The embassy started the last of March, and were detained at Riga by the breaking up of the ice. As there was a famine in the province of Livonia the Swedish governor of the town did not lay himself out to entertain the foreigners, and Peter, trying to inspect the fortifications, was ordered off by the sentinel; these justifiable discourtesies were afterwards remembered as a pretext for war.
NEW JERUSALEM MONASTERY. |
The Tsar's journey to Holland was slow and eventful. He practised carpentry at Mitava, he spent a month at Konigsberg in the society of the elector Frederick III. of Brandenburg. He studied artillery at Pillau, and received a certificate for remarkable progress. He visited the iron works of Ilsenburg and enjoyed the view from the Brocken. He dined and danced with Sophia Charlotte, the wife of Frederick III., and her mother, Sophia of Hanover, and astonished them by his awkwardness, his vivacity, his grimaces, and his boorishness at table.

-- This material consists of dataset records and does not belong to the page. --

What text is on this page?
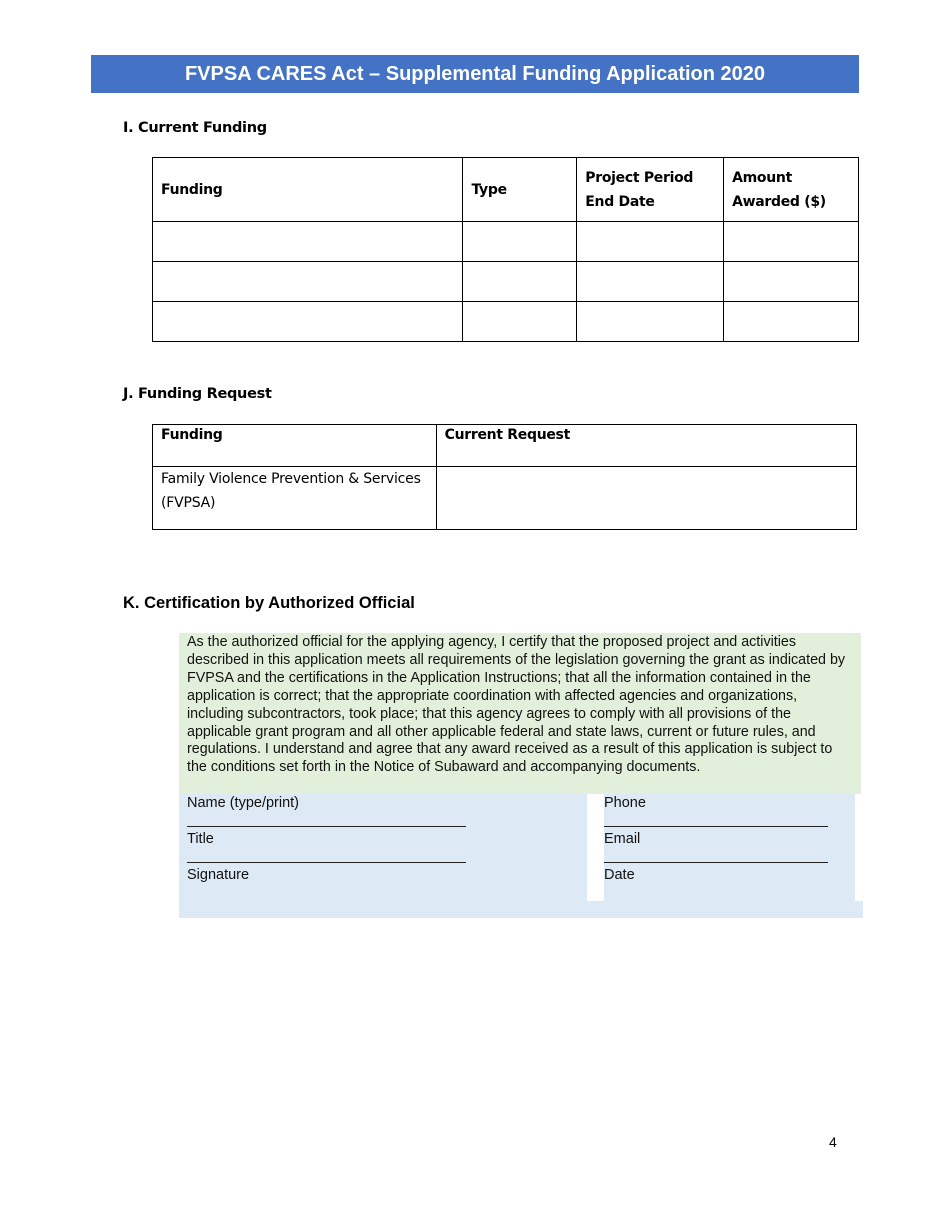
FVPSA CARES Act – Supplemental Funding Application 2020
I. Current Funding
Funding	Type	Project Period End Date	Amount Awarded ($)

J. Funding Request
Funding	Current Request
Family Violence Prevention & Services (FVPSA)	
K. Certification by Authorized Official
As the authorized official for the applying agency, I certify that the proposed project and activities described in this application meets all requirements of the legislation governing the grant as indicated by FVPSA and the certifications in the Application Instructions; that all the information contained in the application is correct; that the appropriate coordination with affected agencies and organizations, including subcontractors, took place; that this agency agrees to comply with all provisions of the applicable grant program and all other applicable federal and state laws, current or future rules, and regulations. I understand and agree that any award received as a result of this application is subject to the conditions set forth in the Notice of Subaward and accompanying documents.
Name (type/print)
Title
Signature
Phone
Email
Date
4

At this time the little town of Zaandam was famous for its shipbuilding. Peter had heard of it and resolved to study the science there. He hastened down the Rhine, and, without stopping at Amsterdam, took up his lodging at Zaandam in a small hut belonging to a blacksmith whom he knew. He immediately set to work with his axe. He was soon recognized, and his stay was made unpleasant by the crowd which followed wherever he went. He managed, however, to visit every manufacturing establishment in the neighborhood,—cutleries, rope walks, paper mills. After a week's stay he sailed back in his own yacht to Amsterdam, where he worked busily for four months at the docks of the East India Company. All his spare time was spent in sight-seeing. He was interested in everything; he went to workshops, museums, grist-mills, ferry-boats, hospitals; he took lessons of a wandering dentist, and practised on his friends; he learned to etch; he visited the Greenland whaling fleet; he engaged artists, officers, engineers, surgeons; he bought models of ships, and neglected nothing which, as he wrote to the Patriarch, might enable him thoroughly to master the art of the sea." Having learned all that the Dutch could teach him he went to England. Here again he was unwearied. He spent most of three months at the Deptford Docks, but found time to visit the sights of London, the Arsenal at Woolwich, Windsor Castle, Hampton Court, and the Tower, and to witness a grand naval display off Spithead. He had the curiosity to attend Quaker meetings and Protestant services, and, as in Holland, to study the various creeds. He became very intimate with King William, who presented him with a beautiful yacht. Finally Peter rejoined the embassy at Amsterdam, and turned his eyes toward Vienna and Venice. At Vienna bad news suddenly called him back to Moscow.